Answer: C) SBP <160 mmHg
Rationale: In alert SAH patients, systolic BP should be kept below 160 mmHg using nicardipine, labetalol, or esmolol to reduce rebleeding risk while maintaining adequate cerebral perfusion.

25
What is the preferred treatment for symptomatic cerebral vasospasm if medical therapy fails? A) Subcutaneous heparin B) Intra-arterial vasodilators or angioplasty C) Surgical decompression D) Corticosteroids
Answer: B) Intra-arterial vasodilators or angioplasty Rationale: Intra-arterial vasodilators (e.g., verapamil, nicardipine) and percutaneous transluminal angioplasty are used when vasospasm persists despite medical therapy. Papaverine is avoided due to neurotoxicity.
26
What is the main goal of using nimodipine in SAH management?
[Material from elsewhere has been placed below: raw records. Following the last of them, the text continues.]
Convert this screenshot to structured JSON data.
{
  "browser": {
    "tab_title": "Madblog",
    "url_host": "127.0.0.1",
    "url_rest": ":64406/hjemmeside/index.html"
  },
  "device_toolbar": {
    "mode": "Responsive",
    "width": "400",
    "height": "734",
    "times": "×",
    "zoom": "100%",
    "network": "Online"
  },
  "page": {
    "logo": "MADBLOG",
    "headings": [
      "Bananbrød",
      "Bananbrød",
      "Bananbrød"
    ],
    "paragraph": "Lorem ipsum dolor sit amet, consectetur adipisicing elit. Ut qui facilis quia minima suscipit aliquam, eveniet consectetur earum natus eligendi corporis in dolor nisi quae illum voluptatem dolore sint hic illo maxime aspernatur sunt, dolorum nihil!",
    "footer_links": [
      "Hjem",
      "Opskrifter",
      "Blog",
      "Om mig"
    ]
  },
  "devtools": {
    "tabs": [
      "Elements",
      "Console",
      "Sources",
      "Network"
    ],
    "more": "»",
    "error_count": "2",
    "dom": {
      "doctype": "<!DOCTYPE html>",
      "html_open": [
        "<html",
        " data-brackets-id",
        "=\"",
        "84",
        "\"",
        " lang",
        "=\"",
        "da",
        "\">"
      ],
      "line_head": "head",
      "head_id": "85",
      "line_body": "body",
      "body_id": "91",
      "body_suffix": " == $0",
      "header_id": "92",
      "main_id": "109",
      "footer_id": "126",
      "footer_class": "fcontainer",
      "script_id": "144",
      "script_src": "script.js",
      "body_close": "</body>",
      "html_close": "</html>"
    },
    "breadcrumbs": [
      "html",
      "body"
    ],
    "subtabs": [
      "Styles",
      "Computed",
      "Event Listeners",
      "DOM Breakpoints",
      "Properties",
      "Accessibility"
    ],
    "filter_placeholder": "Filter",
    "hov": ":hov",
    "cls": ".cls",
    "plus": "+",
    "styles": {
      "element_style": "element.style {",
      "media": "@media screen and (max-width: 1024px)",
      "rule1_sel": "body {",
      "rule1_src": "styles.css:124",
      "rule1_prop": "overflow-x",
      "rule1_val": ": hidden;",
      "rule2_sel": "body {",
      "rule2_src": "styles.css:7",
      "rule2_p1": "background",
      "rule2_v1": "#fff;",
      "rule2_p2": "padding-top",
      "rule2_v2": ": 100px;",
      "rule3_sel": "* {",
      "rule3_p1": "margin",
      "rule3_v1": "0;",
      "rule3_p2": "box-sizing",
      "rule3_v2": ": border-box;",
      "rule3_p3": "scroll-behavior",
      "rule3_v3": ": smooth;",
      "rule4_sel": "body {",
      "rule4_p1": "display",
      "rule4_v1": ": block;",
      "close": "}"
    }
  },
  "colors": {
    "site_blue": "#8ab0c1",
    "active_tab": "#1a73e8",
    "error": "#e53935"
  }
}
A) Directly dilating cerebral arteries B) Lowering blood pressure to prevent rebleeding C) Preventing ischemic injury D) Treating hydrocephalus
Answer: C) Preventing ischemic injury Rationale: Nimodipine (60 mg PO every 4 hours) improves functional outcomes by preventing ischemic injury, though it does not directly relieve vasospasm.
27
Why is free-water restriction contraindicated in SAH patients at risk for delayed cerebral ischemia? A) It increases the risk of seizures B) It leads to hypernatremia, which worsens vasospasm C) It can cause hypovolemia and hypotension, worsening cerebral ischemia D) It is associated with increased ICP
Answer: C) It can cause hypovolemia and hypotension, worsening cerebral ischemia Rationale: Hypovolemia and hypotension can worsen cerebral ischemia. Euvolemia is the goal, often requiring IV saline and oral salt supplementation to prevent hyponatremia.
28
In SAH patients, when is systemic anticoagulation contraindicated for deep vein thrombosis (DVT) or pulmonary embolism (PE)? A) Immediately after aneurysm repair B) If the aneurysm is ruptured and untreated C) In patients with chronic hydrocephalus D) If ICP monitoring is in place
Answer: B) If the aneurysm is ruptured and untreated Rationale: Systemic anticoagulation is contraindicated in patients with an untreated, ruptured aneurysm due to high risk of rebleeding. If DVT or PE occurs early post-craniotomy, an IVC filter may be used instead.